EN

Иванова Ангелина, Петрова Ангелина. Интервью с поэтом (К 270-летию со дня рождения Г.Р. Державина)

 / Главная / Фонд / Проекты / 1150-летие славянской письменности / Сочинения / Иванова Ангелина, Петрова Ангелина. Интервью с поэтом (К 270-летию со дня рождения Г.Р. Державина)

Иванова Ангелина, Петрова Ангелина. Интервью с поэтом (К 270-летию со дня рождения Г.Р. Державина)

Гаврила Романович Державин. Он остался в нашей памяти прежде всего великим поэтом, певцом России, ее могущества и славы. Великий русский поэт, энергичный администратор, отчаянный правдолюбец, веривший в Бога на небе и разумные законы на земле.

Далеко не всем из наших современников он понятен, многое для нас осталось непознанным в его творческой судьбе. Так спустя два с лишним века у нас возникло огромное желание протянуть мостки между  прошлым и настоящим. Для этого мы выбрали жанр сочинения - интервью и мысленно представили себе нашу встречу с поэтом…

Мы узнали, что Гаврила Романович Державин приехал на свою историческую Родину, и попросили великого поэта о встрече. К нашему большому удивлению, он охотно согласился побеседовать с нами.

С первой же минуты нашей встречи мы поинтересовались у поэта, какие чувства испытывает он к нашему городу. На что он с глубокой задумчивостью ответил:

Какие чувства может испытывать человек к своей родине? К земле, на которой жили его предки? Я люблю Казань нежною любовию. Мои детские воспоминания, полные неги, наивности и света, неразрывно связаны с этим чудесным городом. В самые счастливые моменты моей жизни я был в Казани – здесь воздух питает счастьем… На казанской земле похоронены мои родители – это имеет для меня огромное значение. Земля, где нашли свой последний приют мои предки, земля, взрастившая меня – родина моя, Казань всегда вызывает во мне самые светлые и яркие чувства.

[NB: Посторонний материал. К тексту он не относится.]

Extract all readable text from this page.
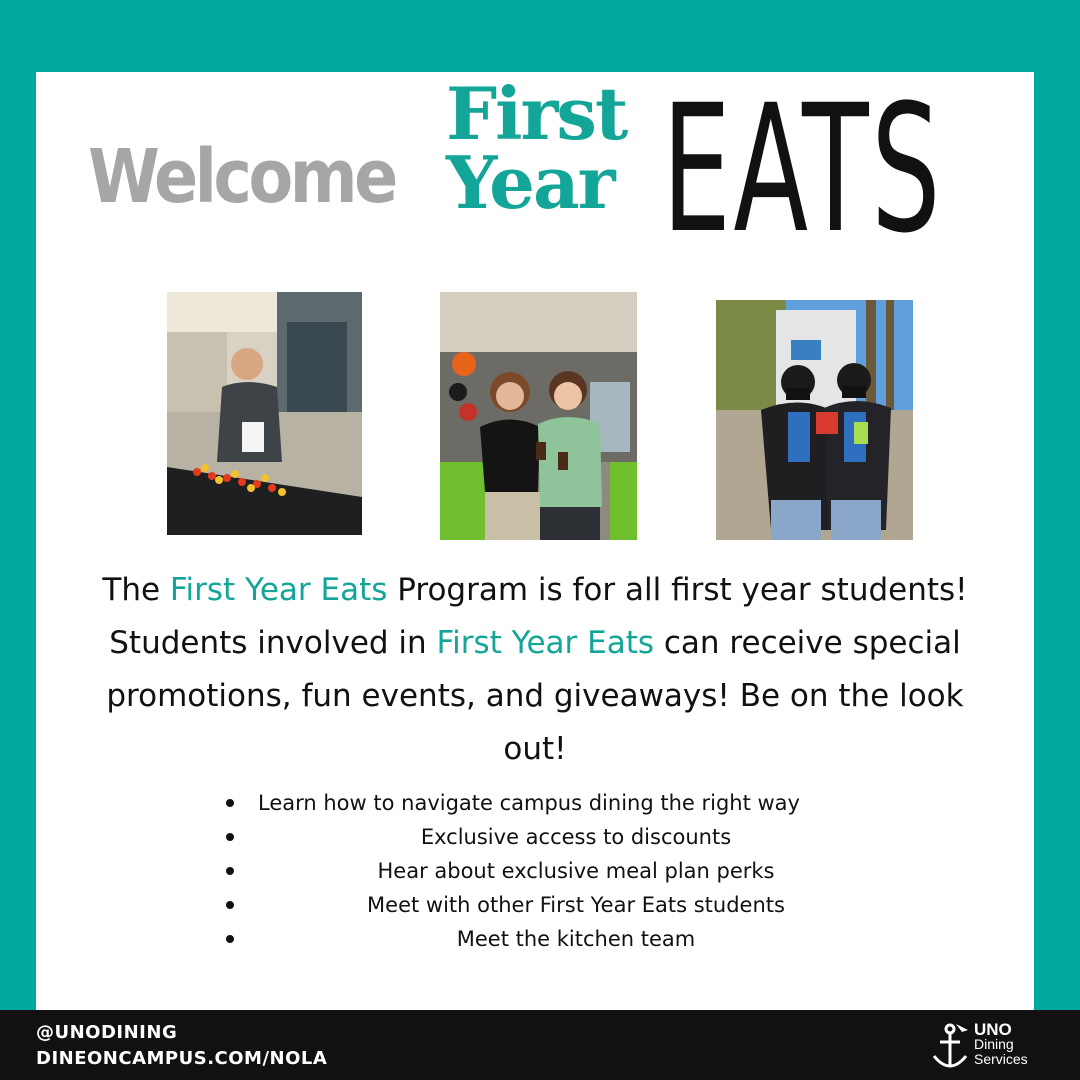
Welcome
First
Year EATS
The First Year Eats Program is for all first year students! Students involved in First Year Eats can receive special promotions, fun events, and giveaways! Be on the look out!
Learn how to navigate campus dining the right way
Exclusive access to discounts
Hear about exclusive meal plan perks
Meet with other First Year Eats students
Meet the kitchen team
@UNODINING
DINEONCAMPUS.COM/NOLA
UNO
Dining
Services
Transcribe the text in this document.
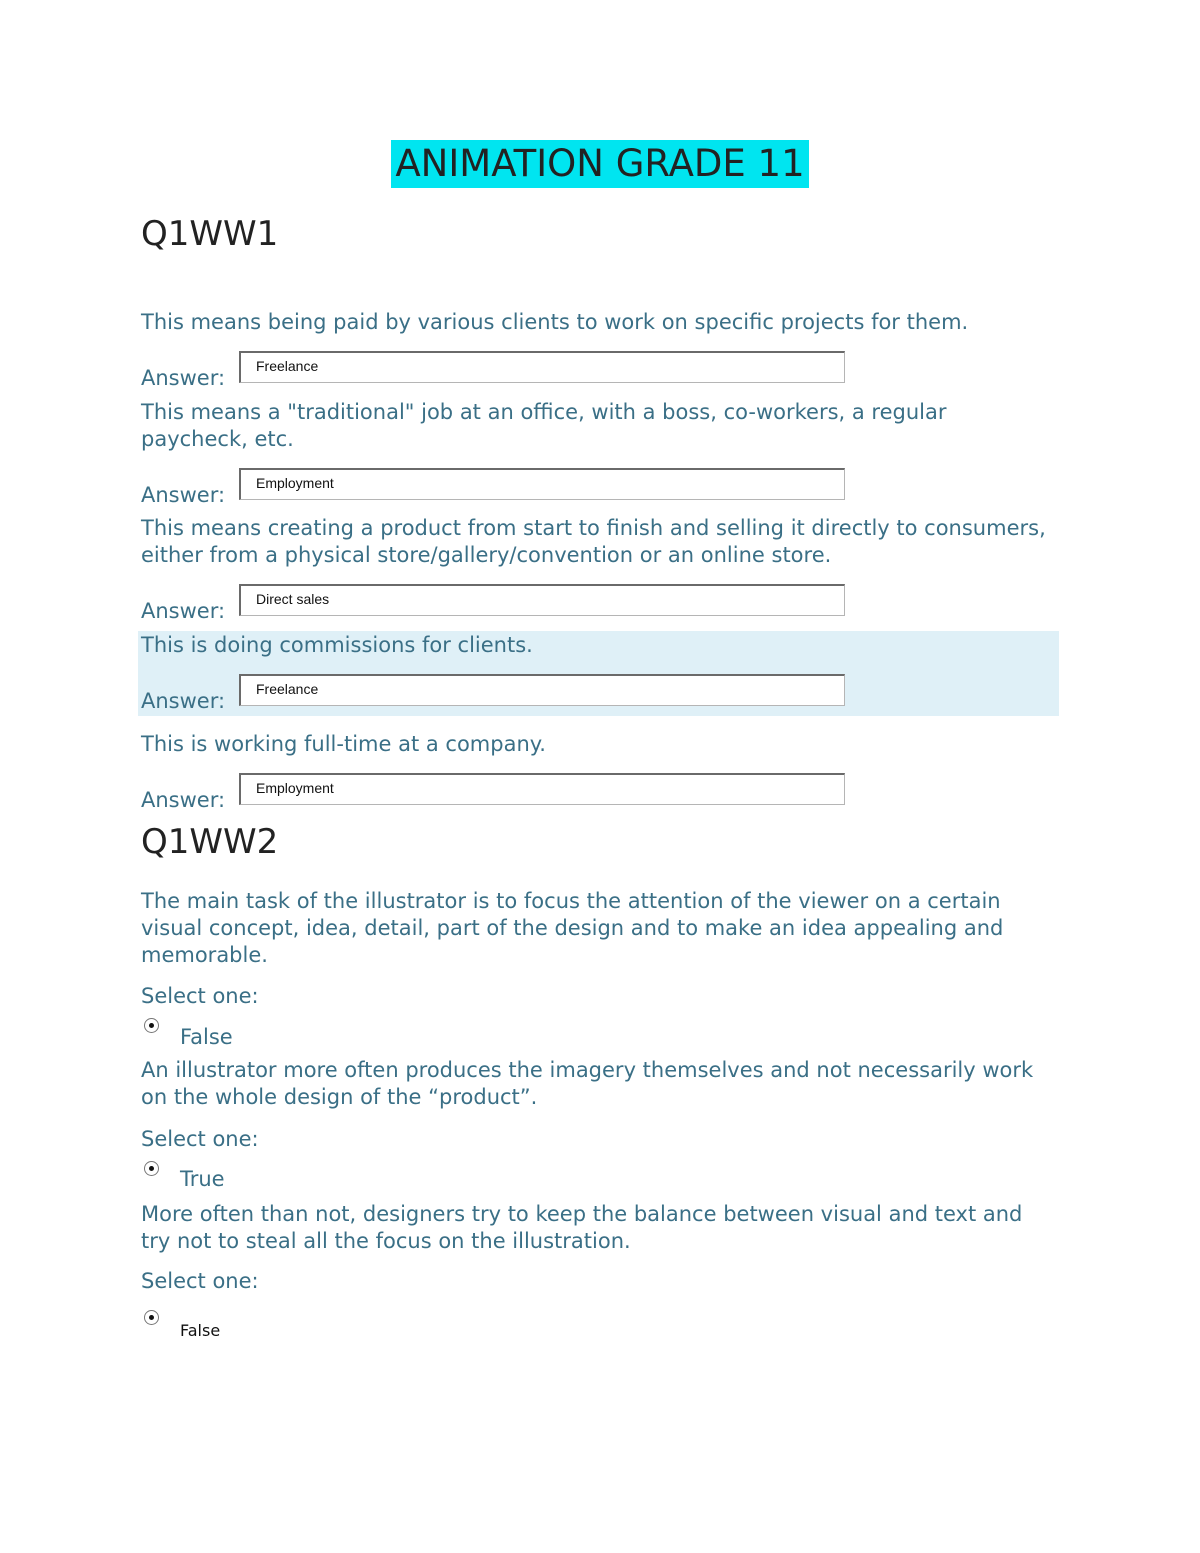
ANIMATION GRADE 11
Q1WW1
This means being paid by various clients to work on specific projects for them.
Answer:	Freelance
This means a "traditional" job at an office, with a boss, co-workers, a regular paycheck, etc.
Answer:	Employment
This means creating a product from start to finish and selling it directly to consumers, either from a physical store/gallery/convention or an online store.
Answer:	Direct sales
This is doing commissions for clients.
Answer:	Freelance
This is working full-time at a company.
Answer:	Employment
Q1WW2
The main task of the illustrator is to focus the attention of the viewer on a certain visual concept, idea, detail, part of the design and to make an idea appealing and memorable.
Select one:
False
An illustrator more often produces the imagery themselves and not necessarily work on the whole design of the “product”.
Select one:
True
More often than not, designers try to keep the balance between visual and text and try not to steal all the focus on the illustration.
Select one:
False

- Потомки знают Вас как государственного деятеля, сенатора, кабинет-секретаря Екатерины II. Но более всего как реформатора русского литературного языка и автора многих поэтических трудов. С чего начался Ваш творческий путь и какие люди помогли лучше осознать Ваши цели и возможности?

Писать стихи я начал довольно рано. С 1759 по 1762 год я учился здесь в Казанской гимназии. Именно здесь я и приобщился к литературе. Много читал  немецких поэтов: Гагедорна, Геллерта, Галлера и Клопштока. Тогда же начал переводить стихами Телемака, Мессиаду Клопштока и «Христианина в уединении» Цахариэ, пытаясь следовать им в собственных сочинениях. Вскоре почувствовал неудобство писать стихи «без всяких правил» и стал штудировать Тредиаковского, Сумарокова и особенно Ломоносова, бывшего в то время моим кумиром и примером для подражания. Их высокий торжественный язык, строгое следование правилам классицистского стихосложения отчасти сковывали меня, ибо я еще не четко осознавал, каким образом слагаются вирши. Позже на моем пути встретились высоко образованные и тонко чувствующие искусство люди: Н.А. Львов, В.А. Капнист, И.И. Хемницер, дружеское общение с которыми обогатило мои представления о древней и новой литературе. Благодаря им я избрал «свой особый путь». Строгие правила классицистской поэзии больше не мешали моему творчеству.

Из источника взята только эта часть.